Benoît Bâlon fait le bilan sur son parcours:

Dès la sortie de 3ème, j’ai recherché une orientation technologique. Étant trop moyen pour intégrer une Seconde Technologique, j’ai été accepté au lycée professionnel Auguste Escoffier à Eragny. A l’époque (1995-1997), il y avait une section BEP électronique. D’ailleurs, à l’époque, ce lycée ne portait pas de nom… Depuis, les filières BEP ont été réformées pour ne conserver que les Bac-Pro, et j’ai découvert il y a peu de temps, que mes professeurs d’électronique étaient désormais au lycée Jean Perrin en Bac Pro SEN.

Après l’obtention de mon BEP électronique, j’ai été accepté à Jean Perrin (alias « JP ») en Première STI électronique dite « d’adaptation ». A cette époque, on réservait des classes pour les élèves issus des filières BEP, afin de les remettre à niveau par rapport aux élèves issus de Seconde, avant d’être tous mélangés en Terminale. Erreur de parcours, je ne me suis pas adapté cette année-là : j’ai repiqué en Première électronique classique. Après cette deuxième année un peu difficile, je suis passé en Terminale électronique où j’ai pris le mors aux dents, pour décrocher le Bac avec une mention.

Pour poursuivre mes études, trois voies s’offraient à moi : les fameuses CPGE , pour lesquelles j’ai été à un cheveu d’être accepté, mais où je me serais sûrement banané ; l’IUT de Cergy-Neuville où j’ai été accepté pour intégrer la filière génie électrique et informatique industrielle ou « DUT GEII » , mais pour laquelle je n’étais pas spécialement préparé (niveau moyen, milieu universitaire correspondant mal à mon profil…) ; enfin la filière STS de JP, dont le cadre pédagogique garantissait davantage ma réussite, en plus d’offrir la satisfaction de rester là où je commençais enfin à m’épanouir.

Dès le début de la seconde année en STS, j’étais convaincu qu’une Licence-Pro ou une école d’ingénieurs en alternance par la voie de l’apprentissage serait primordiale, surtout en constatant combien le marché du travail était peu adapté à mes attentes.

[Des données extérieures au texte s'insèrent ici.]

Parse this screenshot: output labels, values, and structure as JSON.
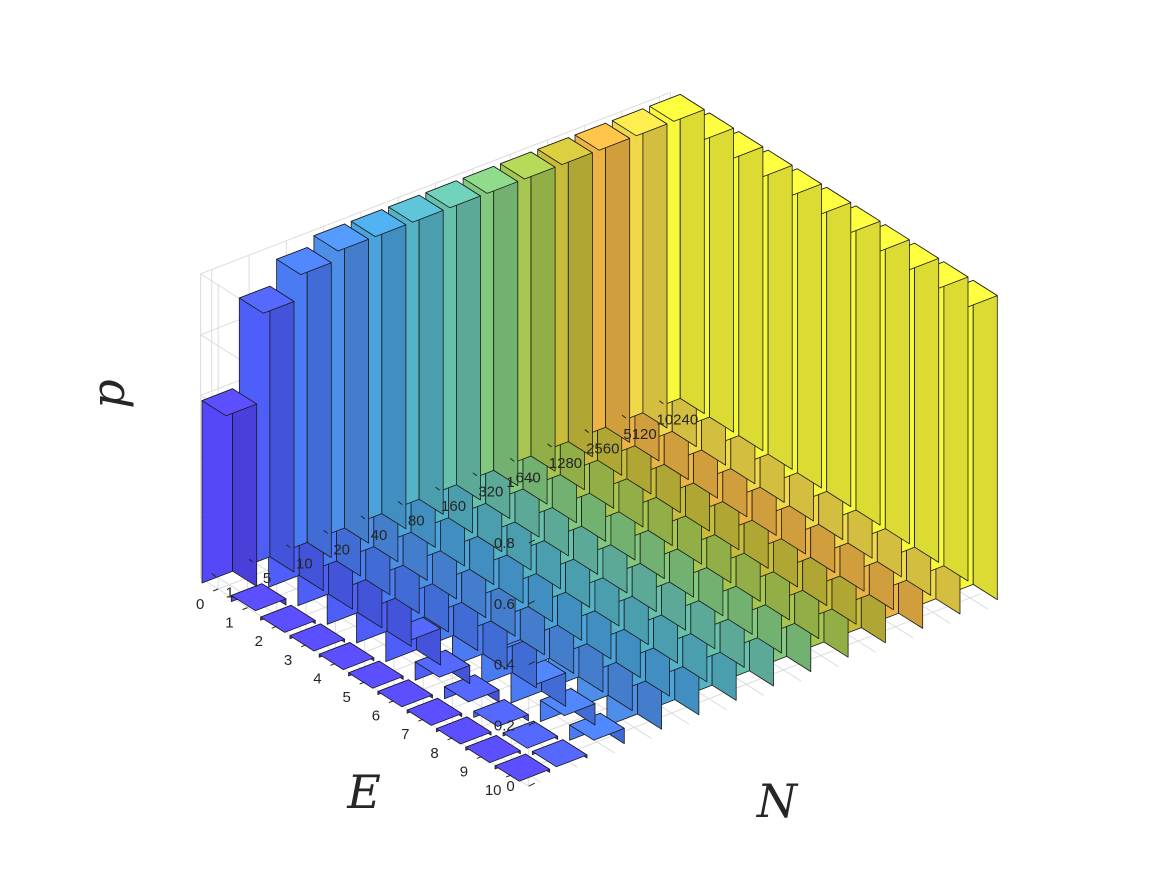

Après avoir passé un ou deux concours réservés aux étudiants de BTS et DUT, j’ai été accepté à l’ENSEA à Cergy, en filière apprentissage intitulée ISEEA à l’époque. Depuis cette filière a été renommée en ITI .

Tout au long de mes études, j’ai observé une constante : traîner dans un cursus sur deux. Très logiquement, j’ai repiqué ma deuxième année. Au cours de mes quatre années à l’ENSEA, j’ai été en apprentissage d’abord chez Valeo où je réalisais des études électriques, puis chez Alcatel (qui devint Alcatel-Lucent la même année) où j’ai travaillé sur les autocommutateurs téléphoniques pour entreprises, ou « PABX ». Au fur et à mesure, je me suis intéressé aux réseaux et télécommunications ainsi qu’à l’informatique.

Depuis 2007, je travaille pour une entreprise (resopharma) dans le secteur de la santé. Elle a pour rôle principal la concentration technique des télétransmissions Sesam-Vitale  entre divers professionnels de santé (pharmacies, médecins, opticiens…), les caisses primaires d’assurance maladie (c’est-à-dire la Sécurité Sociale) et les mutuelles. Intégré à l’équipe en charge des développements, l’essentiel de mon travail consiste à élaborer, réaliser et maintenir des sites Web extranet fournissant des services très variés.